Tistou 25/06/2005 @ 16:10:29
Il y a indéniablement une atmosphère dans votre histoire. On y croit. Je l'ai plus aimée que votre "Eté" officiel. S.F. limite fable tristre.
Seule remarque "technique" ; un saut de ligne avec .... aurait ménagé une respiration avant de passer à "La cérémonie allait commencer ...".
Il y a de la trouvaille et le traitement est bon.
J'ai beaucoup aimé.

Spirit
avatar 25/06/2005 @ 17:10:49
Ben en 5000 signes on peut pas faire guerre et paix et encore nous avons dépassé.
Vous faites fort les garçons ! Un second 4 M ! Chouette. De nouveau très bien écrit. Une histoire haletante lue d'une traite. Une bonne surprise à tous les tournants. Bof l'épopée d'un alpiniste. Chouette, il y a du monde. Bof une histoire du soir. Chouette, il y a du nouveau, un étranger. Bof, il va se faire exécuter. Chouette peut-être pas...! Au fait, ça m'aurait plus que ça continue encore ainsi un peu plus longtemps. Que les sages se mettent en route à la recherche du soleil perdu. J'aurais aimé aussi savoir pourquoi parler du soleil était devenu subversif etc. Une suite peut être ? Siouplait !

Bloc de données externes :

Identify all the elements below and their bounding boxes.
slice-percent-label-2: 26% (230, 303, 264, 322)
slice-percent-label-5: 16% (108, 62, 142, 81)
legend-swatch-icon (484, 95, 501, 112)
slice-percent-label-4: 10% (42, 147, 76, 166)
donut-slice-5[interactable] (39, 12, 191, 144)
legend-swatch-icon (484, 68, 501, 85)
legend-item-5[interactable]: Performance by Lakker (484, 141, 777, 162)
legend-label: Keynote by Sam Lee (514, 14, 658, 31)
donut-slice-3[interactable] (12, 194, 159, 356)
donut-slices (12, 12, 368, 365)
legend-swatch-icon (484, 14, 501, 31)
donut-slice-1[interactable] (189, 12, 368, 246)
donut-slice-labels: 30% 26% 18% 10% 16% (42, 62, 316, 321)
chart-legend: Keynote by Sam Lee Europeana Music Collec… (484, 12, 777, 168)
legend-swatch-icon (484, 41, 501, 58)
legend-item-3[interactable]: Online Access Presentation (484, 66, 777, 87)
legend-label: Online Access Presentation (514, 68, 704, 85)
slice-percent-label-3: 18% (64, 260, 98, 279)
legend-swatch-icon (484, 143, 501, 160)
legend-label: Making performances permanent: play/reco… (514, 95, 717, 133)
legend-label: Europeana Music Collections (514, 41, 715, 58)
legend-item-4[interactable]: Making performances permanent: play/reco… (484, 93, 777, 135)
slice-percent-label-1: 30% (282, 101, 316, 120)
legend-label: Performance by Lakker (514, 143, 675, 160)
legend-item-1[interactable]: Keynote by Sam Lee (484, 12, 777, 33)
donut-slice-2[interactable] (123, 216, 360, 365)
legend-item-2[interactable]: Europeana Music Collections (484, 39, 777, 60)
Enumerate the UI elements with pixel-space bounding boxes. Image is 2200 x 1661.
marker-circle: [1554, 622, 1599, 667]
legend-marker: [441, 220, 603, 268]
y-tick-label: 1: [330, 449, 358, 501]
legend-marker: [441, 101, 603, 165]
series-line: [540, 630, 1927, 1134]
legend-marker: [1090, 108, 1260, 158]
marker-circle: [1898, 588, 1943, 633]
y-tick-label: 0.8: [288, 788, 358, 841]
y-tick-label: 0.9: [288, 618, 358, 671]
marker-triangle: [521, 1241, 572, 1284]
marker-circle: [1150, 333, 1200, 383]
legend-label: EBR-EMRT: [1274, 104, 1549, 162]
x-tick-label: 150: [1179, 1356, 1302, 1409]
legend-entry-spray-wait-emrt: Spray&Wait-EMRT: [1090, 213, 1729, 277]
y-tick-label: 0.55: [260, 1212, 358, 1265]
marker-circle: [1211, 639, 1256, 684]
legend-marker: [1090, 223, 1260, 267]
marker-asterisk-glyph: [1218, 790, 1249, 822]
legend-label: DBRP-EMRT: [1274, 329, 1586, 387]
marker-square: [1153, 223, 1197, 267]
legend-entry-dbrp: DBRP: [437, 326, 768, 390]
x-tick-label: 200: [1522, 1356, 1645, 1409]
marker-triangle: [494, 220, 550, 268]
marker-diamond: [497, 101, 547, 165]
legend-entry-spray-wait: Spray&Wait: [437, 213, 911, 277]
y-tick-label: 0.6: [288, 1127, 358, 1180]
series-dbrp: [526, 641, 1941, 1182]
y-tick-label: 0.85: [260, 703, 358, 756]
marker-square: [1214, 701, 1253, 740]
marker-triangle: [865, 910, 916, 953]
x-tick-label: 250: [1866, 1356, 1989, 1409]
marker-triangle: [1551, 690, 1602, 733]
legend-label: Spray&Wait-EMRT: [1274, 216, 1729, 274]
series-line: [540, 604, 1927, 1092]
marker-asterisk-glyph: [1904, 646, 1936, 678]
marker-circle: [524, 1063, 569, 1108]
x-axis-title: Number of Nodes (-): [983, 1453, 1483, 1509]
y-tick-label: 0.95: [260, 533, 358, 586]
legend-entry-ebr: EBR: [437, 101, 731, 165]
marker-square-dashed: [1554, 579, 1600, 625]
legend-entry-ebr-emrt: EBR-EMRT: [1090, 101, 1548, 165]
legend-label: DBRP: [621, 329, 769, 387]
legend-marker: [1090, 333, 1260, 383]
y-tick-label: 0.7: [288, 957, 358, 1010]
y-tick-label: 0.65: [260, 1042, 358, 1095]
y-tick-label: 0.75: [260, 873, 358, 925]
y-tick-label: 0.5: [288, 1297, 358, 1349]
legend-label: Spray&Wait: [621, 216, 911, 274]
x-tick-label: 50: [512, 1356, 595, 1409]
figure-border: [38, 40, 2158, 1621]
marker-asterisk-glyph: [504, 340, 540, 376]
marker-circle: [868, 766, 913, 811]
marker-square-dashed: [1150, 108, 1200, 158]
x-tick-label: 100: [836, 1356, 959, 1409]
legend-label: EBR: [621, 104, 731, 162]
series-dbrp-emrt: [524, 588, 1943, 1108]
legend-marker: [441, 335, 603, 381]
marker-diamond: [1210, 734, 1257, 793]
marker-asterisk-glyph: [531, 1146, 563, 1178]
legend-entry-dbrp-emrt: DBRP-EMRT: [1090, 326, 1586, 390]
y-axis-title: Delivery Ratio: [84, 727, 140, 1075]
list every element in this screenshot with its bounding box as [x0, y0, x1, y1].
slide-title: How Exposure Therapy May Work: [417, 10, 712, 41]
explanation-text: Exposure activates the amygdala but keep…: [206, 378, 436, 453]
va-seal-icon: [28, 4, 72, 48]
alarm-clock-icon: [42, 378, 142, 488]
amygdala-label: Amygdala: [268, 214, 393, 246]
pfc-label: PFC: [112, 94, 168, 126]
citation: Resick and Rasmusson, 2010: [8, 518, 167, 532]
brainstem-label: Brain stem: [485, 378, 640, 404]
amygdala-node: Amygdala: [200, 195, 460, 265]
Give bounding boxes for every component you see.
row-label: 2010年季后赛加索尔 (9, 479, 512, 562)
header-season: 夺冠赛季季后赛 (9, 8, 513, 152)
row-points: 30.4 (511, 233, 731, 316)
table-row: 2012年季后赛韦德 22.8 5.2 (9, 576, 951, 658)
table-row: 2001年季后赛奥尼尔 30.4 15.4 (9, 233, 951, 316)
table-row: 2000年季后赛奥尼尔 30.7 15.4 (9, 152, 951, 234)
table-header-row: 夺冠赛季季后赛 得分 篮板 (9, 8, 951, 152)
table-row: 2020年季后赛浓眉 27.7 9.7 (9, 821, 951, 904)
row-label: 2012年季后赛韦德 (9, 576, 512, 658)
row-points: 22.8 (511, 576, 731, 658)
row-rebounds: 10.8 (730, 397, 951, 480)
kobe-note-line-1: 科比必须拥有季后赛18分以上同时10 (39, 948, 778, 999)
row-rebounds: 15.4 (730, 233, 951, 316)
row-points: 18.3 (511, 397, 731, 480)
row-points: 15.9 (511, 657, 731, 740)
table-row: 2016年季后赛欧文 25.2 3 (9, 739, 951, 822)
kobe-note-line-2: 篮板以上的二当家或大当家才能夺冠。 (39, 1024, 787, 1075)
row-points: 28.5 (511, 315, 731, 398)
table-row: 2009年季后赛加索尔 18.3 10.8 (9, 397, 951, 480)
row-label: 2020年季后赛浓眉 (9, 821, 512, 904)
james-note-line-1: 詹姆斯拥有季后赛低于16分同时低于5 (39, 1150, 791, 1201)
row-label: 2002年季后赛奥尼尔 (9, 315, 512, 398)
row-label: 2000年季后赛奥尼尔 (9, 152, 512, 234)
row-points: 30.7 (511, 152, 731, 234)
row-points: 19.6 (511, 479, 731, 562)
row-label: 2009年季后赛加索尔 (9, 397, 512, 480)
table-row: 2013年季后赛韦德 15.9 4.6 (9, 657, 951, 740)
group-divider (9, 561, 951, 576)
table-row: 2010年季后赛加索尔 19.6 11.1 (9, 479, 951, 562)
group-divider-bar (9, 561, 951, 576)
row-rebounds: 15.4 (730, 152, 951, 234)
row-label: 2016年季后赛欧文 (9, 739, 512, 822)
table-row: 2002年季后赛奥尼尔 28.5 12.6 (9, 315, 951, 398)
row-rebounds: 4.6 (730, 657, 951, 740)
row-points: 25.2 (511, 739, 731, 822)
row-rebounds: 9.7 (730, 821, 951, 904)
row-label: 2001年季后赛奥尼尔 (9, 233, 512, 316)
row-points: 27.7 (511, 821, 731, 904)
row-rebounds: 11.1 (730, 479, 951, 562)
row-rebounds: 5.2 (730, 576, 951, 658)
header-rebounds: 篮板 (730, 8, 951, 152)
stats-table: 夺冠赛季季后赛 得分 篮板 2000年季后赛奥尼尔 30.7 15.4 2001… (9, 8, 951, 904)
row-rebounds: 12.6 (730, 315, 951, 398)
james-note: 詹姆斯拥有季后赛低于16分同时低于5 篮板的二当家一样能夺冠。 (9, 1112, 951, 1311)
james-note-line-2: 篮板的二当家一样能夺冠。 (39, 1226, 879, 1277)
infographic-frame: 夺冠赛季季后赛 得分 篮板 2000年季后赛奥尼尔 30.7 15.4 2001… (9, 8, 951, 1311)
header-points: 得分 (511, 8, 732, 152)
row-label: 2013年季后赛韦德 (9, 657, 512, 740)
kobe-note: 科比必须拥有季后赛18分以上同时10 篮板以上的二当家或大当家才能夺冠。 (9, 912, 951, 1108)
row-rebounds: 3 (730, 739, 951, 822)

Sibylline 25/06/2005 @ 23:37:25
Pas encore lu le premier "été", mais lu celui-ci. J'ai beaucoup aimé. Je me suis dit que vous aviez vraiment beaucoup d'imagination; mais la fin est peut-être un peu trop elliptique, parce que je ne l'ai pas trop comprise... Ou alors, c'est moi, et mon QI

Killgrieg 26/06/2005 @ 10:13:58
fort et fort bien écrit,
récit d'anticipation classique traité en duo avec brio (cela fait-il un trio?)... Bravo, que du bon, on a envie que cela continue

Sahkti
avatar 26/06/2005 @ 10:48:17
La fin me laisse un peu sur ma faim, dommage. Sinon, vous arrivez à installer progressivement un climat particulier et cela suscite de suite l'intérêt pour votre texte. L'idée de départ est intéressante. Je me demande si ça ne vaudrait pas la peine de rédiger un texte plus long autour de ça.

Bolcho
avatar 26/06/2005 @ 16:13:24
Personnellement, j’ai préféré « la boîte », mais c’est une question de goût. Disons qu’avec celui-ci, j’ai eu un peu l’impression de deviner la suite dès que la phrase « tu nous racontes encore la légende de l’ère chaude » a été dite. Cela dit, votre texte est bien foutu et il prend malgré tout une dimension très large avec le « afin que notre civilisation reste préservée de ces légendes subversives ». Ah oui, les légendes subversives n’éveillent pas une grande pitié…jusqu’au moment où elles cessent d’être subversives pour se transformer en doxa.

Krystelle 28/06/2005 @ 15:12:14
Une idée de départ originale, bien écrite... J'aime bien tout ce que peut repésenter le soleil dans ce texte.
Juste pour voir, vous voudriez pas essayer de faire un texte rigolo? ;-)

Kicilou 01/07/2005 @ 12:04:36
J’ai beaucoup aimé ! C’est bien écrit, pas de rupture de style, c’est prenant ! Cette neige, ce froid, cette vision de notre civilisation par des yeux étrangers fait réfléchir… C’est vrai qu’on n’est jamais content : en hiver on a froid et en été on a trop chaud !
Mais la fin, coupe un peu le tout… ça s’arrête là ? snif ! (bon ok, j’en veux toujours plus, c’est pas nouveau)
C’est très bon ! Vous faites un duo d’enfer !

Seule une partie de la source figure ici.